From the Department of Epidemiology, Emory University, Atlanta, GA.
Division of Epidemiology and Community Health, University of Minnesota, Minneapolis, MN.
Epidemiology. 2020 Jul;31(4):509-516. doi: 10.1097/EDE.0000000000001209.
An internal validation substudy compares an imperfect measurement of a variable with a gold-standard measurement in a subset of the study population. Validation data permit calculation of a bias-adjusted estimate, which has the same expected value as the association that would have been observed had the gold-standard measurement been available for the entire study population. Existing guidance on optimal sampling for validation substudies assumes complete enrollment and follow-up of the target cohort. No guidance exists for validation substudy design while cohort data are actively being collected. In this article, we use the framework of Bayesian monitoring methods to develop an adaptive approach to validation study design. This method monitors whether sufficient validation data have been collected to meet predefined criteria for estimation of the positive and negative predictive values. We demonstrate the utility of this method using the Study of Transition, Outcomes and Gender-a cohort study of transgender and gender nonconforming people. We demonstrate the method's ability to determine efficacy (when sufficient validation data have accumulated to obtain estimates of the predictive values that fall above a threshold value) and futility (when sufficient validation data have accumulated to conclude the mismeasured variable is an untenable substitute for the gold-standard measurement). This proposed method can be applied within the context of any parent epidemiologic study design and modified to meet alternative criteria given specific study or validation study objectives. Our method provides a novel approach to effective and efficient estimation of classification parameters as validation data accrue.

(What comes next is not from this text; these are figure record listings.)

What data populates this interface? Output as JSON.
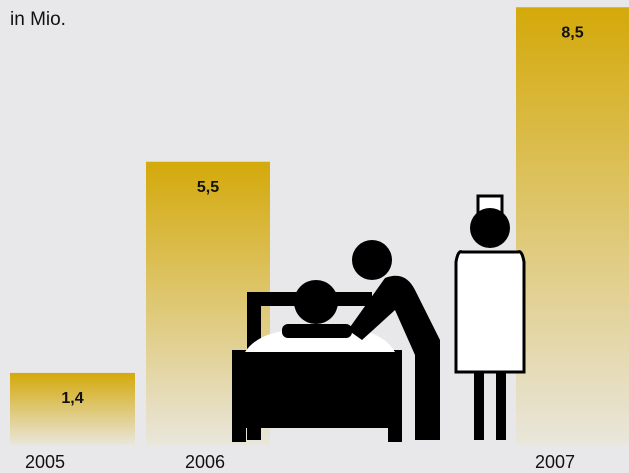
{
  "chart_data": {
    "type": "bar",
    "title": "in Mio.",
    "categories": [
      "2005",
      "2006",
      "2007"
    ],
    "values": [
      1.4,
      5.5,
      8.5
    ],
    "value_labels": [
      "1,4",
      "5,5",
      "8,5"
    ],
    "color": "#d4a90a"
  }
}
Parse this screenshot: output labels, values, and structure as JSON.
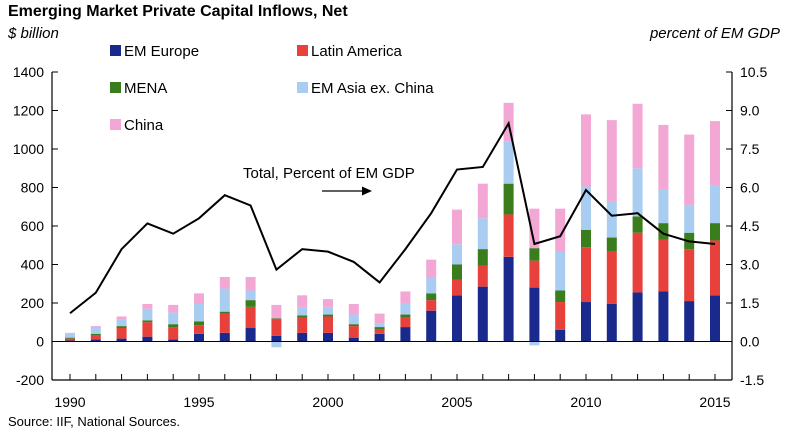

一项内部验证子研究在研究人群的子集中比较了一个变量的不完美测量值与金标准测量值。验证数据允许计算偏差调整估计值,该值具有与在整个研究人群中都可获得金标准测量值时观察到的关联相同的预期值。现有的关于验证子研究最佳抽样的指南假设目标队列的完整入组和随访。当正在收集队列数据时,没有关于验证子研究设计的指南。在本文中,我们使用贝叶斯监测方法的框架来开发一种验证研究设计的自适应方法。这种方法监测是否已经收集了足够的验证数据,以满足估计阳性和阴性预测值的预定义标准。我们使用跨性别和性别不一致人群研究(Study of Transition, Outcomes and Gender)的队列研究来证明这种方法的实用性。我们展示了该方法确定疗效(当积累了足够的验证数据以获得高于阈值的预测值估计值时)和无效性(当积累了足够的验证数据以得出错误测量的变量是金标准测量值不可替代的替代物时)的能力。该方法可应用于任何母体流行病学研究设计的背景下,并根据特定的研究或验证研究目标进行修改以满足替代标准。随着验证数据的积累,我们的方法为有效和高效地估计分类参数提供了一种新方法。